Exposition : Goya et la modernité, les peintres témoins de leur temps

Du 11/10/13 au 16/03/14 à la Pinacothèque




Arrivé au sommet d’un escalier, c’est tout un monde artistique, culturel et historique qui se répand sur les murs de la Pinacothèque de Paris. Les commissaires de l’exposition ont eu le très louable souci de rassembler un maximum d’œuvres de Francisco de Goya (223 en tout), permettant au spectateur d’observer la quasi totalité des quatre plus grandes séries de gravures que l’artiste ait réalisées (pour la plupart provenant de collections particulières) ainsi que quelques unes de ses peintures.
Au fil des salles, nous faisons face à l’œil exacerbé du peintre qui traite chaque sujet – que ce soit le peuple, l’aristocratie, la guerre ou la prostitution – avec la précision d’un naturaliste, le tout agrémenté de compositions dramatiques soutenant une vision particulièrement satirique de la société. Goya est l’homme qui a exalté la puissance des images par des compositions resserrées, des jeux incessants de clair-obscur et dans ses toiles des touches colorées et parfois épaisses qui vivifient l’ensemble. Ce style très particulier est loin des schémas classiques voulus par l’académisme ambiant. S’il est alors apparu comme un peintre peu orthodoxe aux yeux de certains de ses détracteurs (et notamment l’église), c’est justement parce que Goya frappe par son originalité et sa modernité.

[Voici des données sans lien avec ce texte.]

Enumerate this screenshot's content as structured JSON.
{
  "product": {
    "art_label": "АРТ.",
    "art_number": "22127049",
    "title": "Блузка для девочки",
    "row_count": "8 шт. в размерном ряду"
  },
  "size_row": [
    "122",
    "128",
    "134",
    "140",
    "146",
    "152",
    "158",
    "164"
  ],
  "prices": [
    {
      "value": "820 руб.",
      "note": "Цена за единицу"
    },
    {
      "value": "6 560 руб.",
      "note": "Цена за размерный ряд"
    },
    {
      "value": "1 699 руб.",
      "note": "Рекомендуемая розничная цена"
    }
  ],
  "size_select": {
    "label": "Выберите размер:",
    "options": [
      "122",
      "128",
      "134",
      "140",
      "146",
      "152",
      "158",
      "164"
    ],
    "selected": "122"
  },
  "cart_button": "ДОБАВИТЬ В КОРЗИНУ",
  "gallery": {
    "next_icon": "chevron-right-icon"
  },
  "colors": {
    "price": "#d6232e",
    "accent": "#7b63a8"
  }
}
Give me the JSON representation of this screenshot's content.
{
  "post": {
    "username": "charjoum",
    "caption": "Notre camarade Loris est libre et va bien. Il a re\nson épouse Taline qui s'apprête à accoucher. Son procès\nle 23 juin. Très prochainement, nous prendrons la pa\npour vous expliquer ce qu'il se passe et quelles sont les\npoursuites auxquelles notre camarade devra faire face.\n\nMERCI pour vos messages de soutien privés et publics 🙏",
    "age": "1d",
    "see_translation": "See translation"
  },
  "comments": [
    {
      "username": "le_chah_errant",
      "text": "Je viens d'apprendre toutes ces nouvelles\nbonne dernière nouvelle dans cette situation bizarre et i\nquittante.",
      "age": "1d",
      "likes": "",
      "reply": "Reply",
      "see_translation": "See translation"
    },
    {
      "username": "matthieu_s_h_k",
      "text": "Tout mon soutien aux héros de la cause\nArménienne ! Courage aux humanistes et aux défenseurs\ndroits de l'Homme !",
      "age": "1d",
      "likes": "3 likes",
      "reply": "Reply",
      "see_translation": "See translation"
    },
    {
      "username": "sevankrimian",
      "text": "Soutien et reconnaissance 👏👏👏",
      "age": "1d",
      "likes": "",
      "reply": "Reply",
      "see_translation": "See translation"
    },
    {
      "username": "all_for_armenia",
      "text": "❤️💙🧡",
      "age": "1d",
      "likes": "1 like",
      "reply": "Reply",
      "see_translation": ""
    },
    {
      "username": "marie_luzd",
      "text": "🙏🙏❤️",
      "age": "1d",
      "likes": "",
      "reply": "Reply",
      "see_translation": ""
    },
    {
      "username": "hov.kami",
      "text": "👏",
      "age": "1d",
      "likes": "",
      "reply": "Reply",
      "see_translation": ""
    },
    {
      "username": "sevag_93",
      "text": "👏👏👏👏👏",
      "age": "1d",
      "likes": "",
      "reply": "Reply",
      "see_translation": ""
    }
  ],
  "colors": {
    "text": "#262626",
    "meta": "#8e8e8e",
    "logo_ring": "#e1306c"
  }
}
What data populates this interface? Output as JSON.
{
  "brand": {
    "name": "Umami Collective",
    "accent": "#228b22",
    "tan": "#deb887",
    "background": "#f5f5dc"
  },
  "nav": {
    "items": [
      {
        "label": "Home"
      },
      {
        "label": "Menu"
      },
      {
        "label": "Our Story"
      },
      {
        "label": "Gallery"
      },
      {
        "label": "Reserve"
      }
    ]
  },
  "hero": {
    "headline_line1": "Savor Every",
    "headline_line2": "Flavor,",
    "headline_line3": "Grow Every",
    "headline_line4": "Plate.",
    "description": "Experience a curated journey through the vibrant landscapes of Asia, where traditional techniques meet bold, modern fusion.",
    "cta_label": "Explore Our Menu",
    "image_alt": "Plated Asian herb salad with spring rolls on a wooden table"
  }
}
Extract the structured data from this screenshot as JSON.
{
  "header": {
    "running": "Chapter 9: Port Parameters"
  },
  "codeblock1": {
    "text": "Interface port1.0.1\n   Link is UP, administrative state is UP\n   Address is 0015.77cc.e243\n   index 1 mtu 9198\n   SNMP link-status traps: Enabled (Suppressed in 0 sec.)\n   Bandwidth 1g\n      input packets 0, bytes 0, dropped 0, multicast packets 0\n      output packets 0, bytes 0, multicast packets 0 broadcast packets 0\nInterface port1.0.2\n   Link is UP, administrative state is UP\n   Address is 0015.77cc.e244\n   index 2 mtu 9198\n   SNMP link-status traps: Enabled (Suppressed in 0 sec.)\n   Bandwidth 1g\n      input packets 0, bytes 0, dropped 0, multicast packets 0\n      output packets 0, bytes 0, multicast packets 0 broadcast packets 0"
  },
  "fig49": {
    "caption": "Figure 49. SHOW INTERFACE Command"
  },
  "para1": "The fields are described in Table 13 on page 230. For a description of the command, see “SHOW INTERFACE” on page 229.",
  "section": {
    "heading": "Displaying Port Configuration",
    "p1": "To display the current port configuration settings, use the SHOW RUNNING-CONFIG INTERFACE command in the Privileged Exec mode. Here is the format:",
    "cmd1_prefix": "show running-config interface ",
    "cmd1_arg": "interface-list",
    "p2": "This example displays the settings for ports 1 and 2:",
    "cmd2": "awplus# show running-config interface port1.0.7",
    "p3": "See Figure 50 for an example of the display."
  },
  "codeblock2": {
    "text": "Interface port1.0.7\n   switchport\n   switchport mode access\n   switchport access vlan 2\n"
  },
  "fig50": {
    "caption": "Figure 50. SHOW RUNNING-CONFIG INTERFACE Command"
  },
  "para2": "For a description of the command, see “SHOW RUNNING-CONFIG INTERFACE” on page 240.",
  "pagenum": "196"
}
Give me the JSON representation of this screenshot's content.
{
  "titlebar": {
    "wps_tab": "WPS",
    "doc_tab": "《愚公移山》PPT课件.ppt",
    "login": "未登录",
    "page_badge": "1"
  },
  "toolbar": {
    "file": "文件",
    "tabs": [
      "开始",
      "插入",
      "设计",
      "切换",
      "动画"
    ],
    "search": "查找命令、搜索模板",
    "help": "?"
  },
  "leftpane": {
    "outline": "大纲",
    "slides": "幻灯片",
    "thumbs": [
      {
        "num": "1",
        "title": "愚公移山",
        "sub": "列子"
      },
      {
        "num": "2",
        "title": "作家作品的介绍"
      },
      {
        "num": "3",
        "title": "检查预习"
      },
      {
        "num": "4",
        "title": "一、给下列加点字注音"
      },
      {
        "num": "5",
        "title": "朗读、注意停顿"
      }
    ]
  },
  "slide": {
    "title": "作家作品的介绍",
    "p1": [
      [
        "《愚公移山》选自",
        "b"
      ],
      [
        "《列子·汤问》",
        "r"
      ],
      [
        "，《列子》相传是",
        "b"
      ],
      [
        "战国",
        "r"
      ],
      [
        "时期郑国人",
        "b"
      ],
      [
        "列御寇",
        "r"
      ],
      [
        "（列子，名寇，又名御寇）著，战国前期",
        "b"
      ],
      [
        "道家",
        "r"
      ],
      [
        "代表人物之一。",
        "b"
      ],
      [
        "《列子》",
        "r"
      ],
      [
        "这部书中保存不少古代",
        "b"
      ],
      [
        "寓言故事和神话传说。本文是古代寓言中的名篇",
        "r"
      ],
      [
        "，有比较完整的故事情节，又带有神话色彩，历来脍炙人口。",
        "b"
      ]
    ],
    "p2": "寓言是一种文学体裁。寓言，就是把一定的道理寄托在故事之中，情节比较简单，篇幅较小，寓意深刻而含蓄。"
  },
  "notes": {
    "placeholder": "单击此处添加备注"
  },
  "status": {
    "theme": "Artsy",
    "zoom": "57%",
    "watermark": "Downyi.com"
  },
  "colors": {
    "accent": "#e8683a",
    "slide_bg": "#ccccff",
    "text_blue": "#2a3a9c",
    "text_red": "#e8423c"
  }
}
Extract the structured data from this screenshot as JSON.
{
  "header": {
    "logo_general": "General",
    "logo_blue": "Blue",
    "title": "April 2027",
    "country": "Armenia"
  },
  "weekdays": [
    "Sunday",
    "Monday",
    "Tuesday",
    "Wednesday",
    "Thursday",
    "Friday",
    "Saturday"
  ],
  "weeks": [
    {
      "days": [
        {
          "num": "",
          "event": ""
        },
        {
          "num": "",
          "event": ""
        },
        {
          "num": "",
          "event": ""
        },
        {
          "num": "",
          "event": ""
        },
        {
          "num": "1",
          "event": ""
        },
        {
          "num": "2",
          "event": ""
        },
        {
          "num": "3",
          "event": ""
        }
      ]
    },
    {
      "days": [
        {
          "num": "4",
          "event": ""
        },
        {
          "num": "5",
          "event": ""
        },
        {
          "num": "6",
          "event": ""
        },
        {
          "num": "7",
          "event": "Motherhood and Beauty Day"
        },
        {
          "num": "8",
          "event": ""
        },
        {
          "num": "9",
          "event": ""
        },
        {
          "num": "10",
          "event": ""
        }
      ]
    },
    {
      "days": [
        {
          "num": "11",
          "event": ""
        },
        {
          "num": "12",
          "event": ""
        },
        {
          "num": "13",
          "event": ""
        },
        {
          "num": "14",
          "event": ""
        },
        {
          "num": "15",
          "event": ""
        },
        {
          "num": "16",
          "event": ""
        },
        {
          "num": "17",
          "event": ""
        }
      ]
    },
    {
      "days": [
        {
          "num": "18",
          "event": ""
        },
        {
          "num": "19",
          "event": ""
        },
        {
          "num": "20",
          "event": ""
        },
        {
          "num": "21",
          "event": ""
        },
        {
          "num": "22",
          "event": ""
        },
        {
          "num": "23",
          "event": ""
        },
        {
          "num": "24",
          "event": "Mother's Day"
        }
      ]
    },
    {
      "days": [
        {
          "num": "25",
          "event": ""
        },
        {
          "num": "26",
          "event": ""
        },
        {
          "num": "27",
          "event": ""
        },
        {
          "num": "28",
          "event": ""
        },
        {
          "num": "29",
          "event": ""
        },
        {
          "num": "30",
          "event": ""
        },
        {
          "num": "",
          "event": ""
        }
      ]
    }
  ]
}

L’auteur étant lui même « persuadé que la critique des erreurs et des vices humains (…) peut être aussi l’objet de la peinture », ce « haïsseur de moine » comme le qualifiait Baudelaire (en référence à sa critique récurrente et caricaturale de la religion), n’hésite pas à faire valoir l’art comme moyen d’expression engagé. Le spectateur se retrouve plongé dans des images au pouvoir de suggestion étonnant telle la Scène de genre de la Guerre d’Indépendance – qui n’est pas sans rappeler le célèbre Tres de Mayo – où toute l’horreur et l’anarchie du conflit sont synthétisées dans une sombre chaîne humaine dont les maillons s’entretuent au premier plan. Un homme seul, dressé, les bras levés au ciel, désigne une petite éclaircie, seule tache bleue du ciel gris-noir, tel un symbole d’espoir. A l’image de la célèbre série de gravures des « Désastres de la guerre » : Goya, profondément touché par le conflit à la fois civil et militaire (1808-1814), bouleverse l’esthétique classique en ne montrant plus la guerre comme un acte héroïque à glorifier mais comme une véritable plongée dans la brutalité d’un monde barbare. Les critiques de ce roi de la dérision sont féroces, notamment au travers de titres éloquents qu’il suffit d’évoquer : Que peut-on faire de pire ? Barbares !, Peine cruelle… Goya donnait à la peinture une impulsion nouvelle en se faisant la voix qui dénonce – par la représentation – les atrocités. En se faisant le chroniqueur de cette tragédie, Goya semble – sans totalement s’y réduire – anticiper le travail critique de nos futurs reporters. Un écho qui sonne donc terriblement moderne à nos oreilles et qui a été repris par de nombreux artistes tout au long de l’histoire, de Manet à Picasso.
Si Goya est le témoin de son époque, nous éclairant sur les vicissitudes sociales de son temps, Goya c’est aussi la folie, le rêve où tout se mêle et se brouille. En précurseur du romantisme noir, notamment avec sa série des « Caprices », il nous invite dans un monde peuplé d’être difformes, de gnomes, d’ânes, de sorcières, d’hommes à têtes d’animaux… Les frontières entre le bien et le mal, le réel et le fantastique, la logique et l’absurde s’assombrissent, et c’est au spectateur qu’il incombe de se faire sa propre idée, sa propre « morale » de la saynète, s'il parvient toutefois à en trouver une. Cette ambiguïté d’interprétation est omniprésente dans le travail de Goya, laissant une grande place à la réflexion du spectateur. Ceci est particulièrement vrai de la mystérieuse série des « Proverbes » dans laquelle l’artiste représente des scènes imaginaires qui, telles des songes, mettent en lumière la part d’absurde et d’irrationnel des hommes, rendue perceptible par le travail du peintre.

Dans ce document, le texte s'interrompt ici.